For the findings in Section 4: Infection rates by symptoms of COVID-19 and Section 5: Characteristics of individuals testing positive for COVID-19 antibodies, pairwise statistical testing was conducted to determine the evidence for differences in infection rates between pairs of groups for each characteristic in the univariate analyses of symptoms and antibody characteristics. For instance, to identify any evidence of differences in infection rates between those aged 2 to 11 years and those aged 12 to 19 years. Fisher's exact test was used to determine whether the differences were compatible with chance given the numbers sampled. More information on the statistical testing we conducted is available in our methodology article.
Our methodology article provides further information around the survey design, how we process data, and how data are analysed. The study protocol specifies the research for the study.
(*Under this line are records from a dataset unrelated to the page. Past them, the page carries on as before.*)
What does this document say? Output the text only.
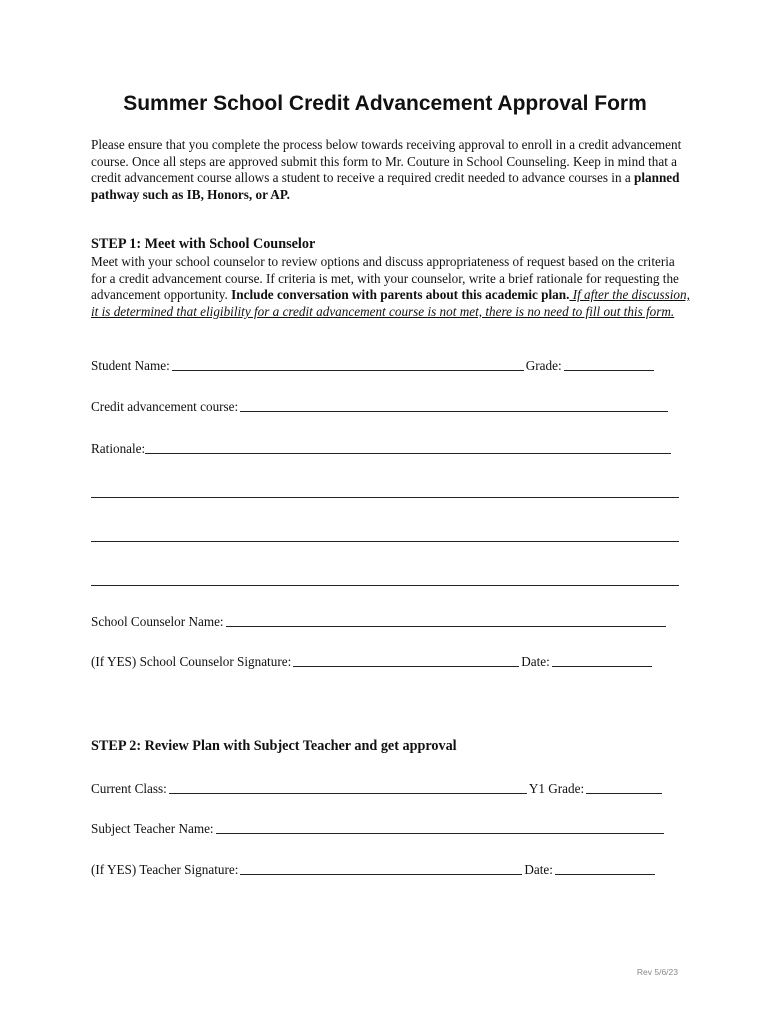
Summer School Credit Advancement Approval Form
Please ensure that you complete the process below towards receiving approval to enroll in a credit advancement course. Once all steps are approved submit this form to Mr. Couture in School Counseling. Keep in mind that a credit advancement course allows a student to receive a required credit needed to advance courses in a planned pathway such as IB, Honors, or AP.
STEP 1: Meet with School Counselor
Meet with your school counselor to review options and discuss appropriateness of request based on the criteria for a credit advancement course. If criteria is met, with your counselor, write a brief rationale for requesting the advancement opportunity. Include conversation with parents about this academic plan. If after the discussion, it is determined that eligibility for a credit advancement course is not met, there is no need to fill out this form.
Student Name:	Grade:
Credit advancement course:
Rationale:
School Counselor Name:
(If YES) School Counselor Signature:	Date:
STEP 2: Review Plan with Subject Teacher and get approval
Current Class:	Y1 Grade:
Subject Teacher Name:
(If YES) Teacher Signature:	Date:
Rev 5/6/23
Back to table of contents8. Glossary
Confidence interval
A confidence interval gives an indication of the degree of uncertainty of an estimate, showing the precision of a sample estimate. The 95% confidence intervals are calculated so that if we repeated the study many times, 95% of the time the true unknown value would lie between the lower and upper confidence limits. A wider interval indicates more uncertainty in the estimate. For more information, see our methodology page on statistical uncertainty.
Odds ratio
An odds ratio is a measure of association between a characteristic and an outcome. The odds ratio represents the likelihood that an outcome will occur given a particular characteristic, compared with the likelihood of the outcome occurring in the absence of that characteristic. The odds ratio can be used to determine whether a particular characteristic is a risk factor for a particular outcome and to compare the magnitude of various risk factors for that outcome.